There is a one time $50,000 cost per middle school for curriculum and teacher training support. This is a program that employers could introduce and pay for that would immediately improve the performance of the local schools, eliminate remediation costs for the area’s community colleges and slash the STEM washout rates at universities. Maybe more importantly, young workers not going to college would flood the local labor market, prepared to do technical work five-to-seven years from now.
Spectacular examples of leadership include what Oklahoma City did after United Airlines told them they just couldn’t see their employees living there. The community’s major employers and community leaders calculated what it would take to attract young talent to the city and invested the billions it took to make the area attractive.
Other interesting initiatives include:
- A new strategic planning process that is proving successful at quickly getting a full spectrum of stakeholders to clarity and consensus on how to integrate job creation and workforce programming.
- An effort to develop a new labor market platform that connects candidate workers, employers and education and training institutions around a digital interface with a common set of work readiness standards, job descriptions and curriculum.

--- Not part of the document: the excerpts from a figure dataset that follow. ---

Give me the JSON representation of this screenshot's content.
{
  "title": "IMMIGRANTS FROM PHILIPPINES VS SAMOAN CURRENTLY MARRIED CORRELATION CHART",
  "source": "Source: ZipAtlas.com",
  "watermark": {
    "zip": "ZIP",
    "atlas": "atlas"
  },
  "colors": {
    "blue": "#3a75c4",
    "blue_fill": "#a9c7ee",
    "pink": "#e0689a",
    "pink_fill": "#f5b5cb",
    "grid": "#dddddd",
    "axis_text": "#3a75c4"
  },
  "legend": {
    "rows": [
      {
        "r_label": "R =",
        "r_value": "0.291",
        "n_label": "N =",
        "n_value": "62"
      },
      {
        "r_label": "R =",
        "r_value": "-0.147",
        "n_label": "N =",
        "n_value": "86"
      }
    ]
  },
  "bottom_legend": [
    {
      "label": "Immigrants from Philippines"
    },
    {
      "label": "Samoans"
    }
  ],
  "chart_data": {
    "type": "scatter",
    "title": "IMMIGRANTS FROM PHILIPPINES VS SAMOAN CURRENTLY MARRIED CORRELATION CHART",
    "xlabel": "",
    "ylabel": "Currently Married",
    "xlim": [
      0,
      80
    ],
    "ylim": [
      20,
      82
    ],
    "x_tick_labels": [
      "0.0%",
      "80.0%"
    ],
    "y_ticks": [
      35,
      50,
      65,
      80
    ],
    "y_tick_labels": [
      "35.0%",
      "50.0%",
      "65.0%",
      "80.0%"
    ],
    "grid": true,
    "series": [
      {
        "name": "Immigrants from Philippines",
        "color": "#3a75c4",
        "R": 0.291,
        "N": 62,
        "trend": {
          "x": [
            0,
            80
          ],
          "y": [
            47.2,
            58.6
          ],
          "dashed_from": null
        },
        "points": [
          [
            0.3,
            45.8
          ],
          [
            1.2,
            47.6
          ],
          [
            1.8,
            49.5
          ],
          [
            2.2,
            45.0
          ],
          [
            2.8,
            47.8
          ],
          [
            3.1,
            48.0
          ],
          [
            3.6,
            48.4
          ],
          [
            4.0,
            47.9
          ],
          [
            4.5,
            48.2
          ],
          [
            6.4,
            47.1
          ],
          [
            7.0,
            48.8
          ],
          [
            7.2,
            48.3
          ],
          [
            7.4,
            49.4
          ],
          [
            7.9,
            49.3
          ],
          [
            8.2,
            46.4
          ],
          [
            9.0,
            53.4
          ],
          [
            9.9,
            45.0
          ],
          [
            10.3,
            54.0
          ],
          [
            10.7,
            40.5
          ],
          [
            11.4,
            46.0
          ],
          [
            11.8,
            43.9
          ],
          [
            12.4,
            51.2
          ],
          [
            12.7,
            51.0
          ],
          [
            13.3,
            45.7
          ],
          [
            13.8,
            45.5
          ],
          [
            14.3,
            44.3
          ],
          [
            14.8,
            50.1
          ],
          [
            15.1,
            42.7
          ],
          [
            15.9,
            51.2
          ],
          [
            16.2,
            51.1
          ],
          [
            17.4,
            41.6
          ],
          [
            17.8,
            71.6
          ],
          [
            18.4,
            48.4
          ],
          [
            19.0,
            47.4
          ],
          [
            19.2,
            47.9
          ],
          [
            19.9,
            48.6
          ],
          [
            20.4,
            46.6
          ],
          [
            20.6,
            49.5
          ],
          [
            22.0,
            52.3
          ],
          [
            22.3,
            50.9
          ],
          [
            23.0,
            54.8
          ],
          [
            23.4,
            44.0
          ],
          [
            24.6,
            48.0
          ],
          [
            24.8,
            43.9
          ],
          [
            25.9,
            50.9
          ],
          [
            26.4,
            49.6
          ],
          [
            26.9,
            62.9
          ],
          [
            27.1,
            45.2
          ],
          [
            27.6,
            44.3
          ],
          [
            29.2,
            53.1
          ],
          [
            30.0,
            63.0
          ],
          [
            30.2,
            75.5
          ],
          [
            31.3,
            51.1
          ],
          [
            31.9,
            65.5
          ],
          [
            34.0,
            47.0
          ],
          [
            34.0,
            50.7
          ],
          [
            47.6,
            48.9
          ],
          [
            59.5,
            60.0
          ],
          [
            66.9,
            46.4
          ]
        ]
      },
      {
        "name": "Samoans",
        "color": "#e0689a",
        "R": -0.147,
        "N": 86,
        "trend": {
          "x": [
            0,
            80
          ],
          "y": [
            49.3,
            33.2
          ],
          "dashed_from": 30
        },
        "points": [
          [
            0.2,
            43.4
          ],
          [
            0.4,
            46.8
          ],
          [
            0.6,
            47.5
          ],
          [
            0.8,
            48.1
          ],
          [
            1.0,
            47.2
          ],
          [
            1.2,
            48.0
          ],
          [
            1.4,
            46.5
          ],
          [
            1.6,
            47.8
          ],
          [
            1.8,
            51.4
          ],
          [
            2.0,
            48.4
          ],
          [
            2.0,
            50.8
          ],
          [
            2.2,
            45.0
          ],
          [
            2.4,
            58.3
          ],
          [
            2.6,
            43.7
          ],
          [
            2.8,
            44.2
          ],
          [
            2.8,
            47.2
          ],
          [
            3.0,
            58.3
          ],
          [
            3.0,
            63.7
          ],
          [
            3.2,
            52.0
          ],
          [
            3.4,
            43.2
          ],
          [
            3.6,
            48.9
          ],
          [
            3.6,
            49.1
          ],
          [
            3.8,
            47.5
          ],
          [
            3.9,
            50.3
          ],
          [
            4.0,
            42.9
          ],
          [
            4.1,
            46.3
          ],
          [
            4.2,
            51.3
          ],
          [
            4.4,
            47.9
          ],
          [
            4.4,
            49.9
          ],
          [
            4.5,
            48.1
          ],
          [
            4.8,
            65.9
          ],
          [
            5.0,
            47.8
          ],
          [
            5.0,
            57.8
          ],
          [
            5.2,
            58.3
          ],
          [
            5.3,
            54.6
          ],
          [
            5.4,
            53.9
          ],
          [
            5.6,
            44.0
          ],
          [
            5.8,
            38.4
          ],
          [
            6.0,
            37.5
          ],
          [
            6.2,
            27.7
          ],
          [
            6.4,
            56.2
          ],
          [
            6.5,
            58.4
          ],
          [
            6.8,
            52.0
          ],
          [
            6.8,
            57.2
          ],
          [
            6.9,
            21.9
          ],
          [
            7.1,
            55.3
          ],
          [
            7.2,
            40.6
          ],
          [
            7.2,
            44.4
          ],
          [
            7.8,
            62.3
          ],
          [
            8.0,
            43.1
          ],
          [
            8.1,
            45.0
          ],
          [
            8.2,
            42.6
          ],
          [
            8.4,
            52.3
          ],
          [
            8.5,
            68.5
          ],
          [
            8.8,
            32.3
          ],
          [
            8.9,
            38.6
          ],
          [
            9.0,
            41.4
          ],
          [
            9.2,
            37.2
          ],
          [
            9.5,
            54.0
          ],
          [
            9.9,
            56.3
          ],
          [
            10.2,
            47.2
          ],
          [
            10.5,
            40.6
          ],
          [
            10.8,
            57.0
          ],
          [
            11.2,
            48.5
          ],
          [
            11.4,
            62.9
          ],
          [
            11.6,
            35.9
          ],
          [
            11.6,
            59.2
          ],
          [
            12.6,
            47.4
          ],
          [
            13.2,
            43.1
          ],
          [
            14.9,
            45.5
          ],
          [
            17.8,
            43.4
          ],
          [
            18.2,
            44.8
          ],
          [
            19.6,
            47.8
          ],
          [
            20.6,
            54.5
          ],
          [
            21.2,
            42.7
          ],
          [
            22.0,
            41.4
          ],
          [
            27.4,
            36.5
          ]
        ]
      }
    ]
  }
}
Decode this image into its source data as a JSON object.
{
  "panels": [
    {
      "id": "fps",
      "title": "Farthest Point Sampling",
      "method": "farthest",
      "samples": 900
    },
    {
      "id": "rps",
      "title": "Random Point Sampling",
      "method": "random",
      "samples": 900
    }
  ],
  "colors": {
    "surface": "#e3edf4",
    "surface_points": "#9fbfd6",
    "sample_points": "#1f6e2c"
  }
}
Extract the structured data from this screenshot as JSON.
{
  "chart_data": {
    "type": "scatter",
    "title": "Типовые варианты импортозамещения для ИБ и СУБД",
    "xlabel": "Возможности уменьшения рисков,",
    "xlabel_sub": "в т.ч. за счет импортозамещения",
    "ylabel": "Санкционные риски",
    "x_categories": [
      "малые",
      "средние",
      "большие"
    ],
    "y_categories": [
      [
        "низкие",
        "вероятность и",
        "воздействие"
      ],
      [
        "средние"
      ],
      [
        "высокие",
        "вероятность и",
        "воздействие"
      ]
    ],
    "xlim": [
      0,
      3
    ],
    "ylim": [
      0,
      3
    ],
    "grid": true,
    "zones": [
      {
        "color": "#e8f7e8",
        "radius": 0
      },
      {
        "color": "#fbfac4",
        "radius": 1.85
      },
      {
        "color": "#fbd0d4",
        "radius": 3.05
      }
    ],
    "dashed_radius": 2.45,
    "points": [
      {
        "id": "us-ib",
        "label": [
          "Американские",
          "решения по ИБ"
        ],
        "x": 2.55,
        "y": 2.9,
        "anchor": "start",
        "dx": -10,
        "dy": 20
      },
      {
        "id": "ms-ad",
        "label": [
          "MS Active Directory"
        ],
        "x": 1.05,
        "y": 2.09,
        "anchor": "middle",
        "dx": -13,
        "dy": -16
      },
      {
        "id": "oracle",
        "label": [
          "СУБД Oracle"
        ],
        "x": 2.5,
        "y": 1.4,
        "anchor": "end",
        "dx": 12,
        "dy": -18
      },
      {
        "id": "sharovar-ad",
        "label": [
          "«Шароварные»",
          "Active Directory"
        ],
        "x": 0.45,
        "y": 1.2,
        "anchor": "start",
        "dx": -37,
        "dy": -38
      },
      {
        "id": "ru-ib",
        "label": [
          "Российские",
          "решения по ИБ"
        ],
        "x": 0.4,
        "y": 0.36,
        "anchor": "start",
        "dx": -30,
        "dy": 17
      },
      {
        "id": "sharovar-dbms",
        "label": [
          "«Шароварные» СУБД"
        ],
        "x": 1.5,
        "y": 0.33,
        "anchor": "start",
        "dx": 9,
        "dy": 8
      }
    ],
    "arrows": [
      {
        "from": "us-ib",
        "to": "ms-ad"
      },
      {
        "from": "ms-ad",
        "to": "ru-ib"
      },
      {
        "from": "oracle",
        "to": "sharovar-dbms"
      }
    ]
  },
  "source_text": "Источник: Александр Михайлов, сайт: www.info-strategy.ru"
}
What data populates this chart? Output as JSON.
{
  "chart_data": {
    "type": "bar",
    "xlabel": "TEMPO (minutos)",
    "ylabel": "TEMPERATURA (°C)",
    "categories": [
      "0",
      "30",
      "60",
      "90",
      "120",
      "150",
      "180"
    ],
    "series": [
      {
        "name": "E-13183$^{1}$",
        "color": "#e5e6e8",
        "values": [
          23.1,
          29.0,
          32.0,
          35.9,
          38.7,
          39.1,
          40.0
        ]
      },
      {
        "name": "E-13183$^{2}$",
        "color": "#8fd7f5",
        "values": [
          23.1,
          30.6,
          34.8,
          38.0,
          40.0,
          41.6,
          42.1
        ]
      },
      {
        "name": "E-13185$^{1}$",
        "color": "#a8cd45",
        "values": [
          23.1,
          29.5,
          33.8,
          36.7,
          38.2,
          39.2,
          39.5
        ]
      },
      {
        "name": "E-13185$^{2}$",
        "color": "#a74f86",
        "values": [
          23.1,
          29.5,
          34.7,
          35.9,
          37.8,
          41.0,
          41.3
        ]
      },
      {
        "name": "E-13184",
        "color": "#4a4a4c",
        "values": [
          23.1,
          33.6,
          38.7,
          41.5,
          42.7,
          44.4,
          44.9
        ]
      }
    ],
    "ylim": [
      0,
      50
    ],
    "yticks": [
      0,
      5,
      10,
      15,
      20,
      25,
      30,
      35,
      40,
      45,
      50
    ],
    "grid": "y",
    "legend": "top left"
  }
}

- CirclesUSA has developed and tested a program that can systematically convert the hard-to-employ, chronically poor living in your community into mainstream workers.
- There is also some very interesting work being done on solving the wage cliff issue and other disincentives to work. Millions of workers are on the sidelines because the safety net is set too high and entry-level wages too low.
While this will be a supremely difficult lift in most places, take heart there is now compelling research that people who work on the most difficult problems are the happiest among us.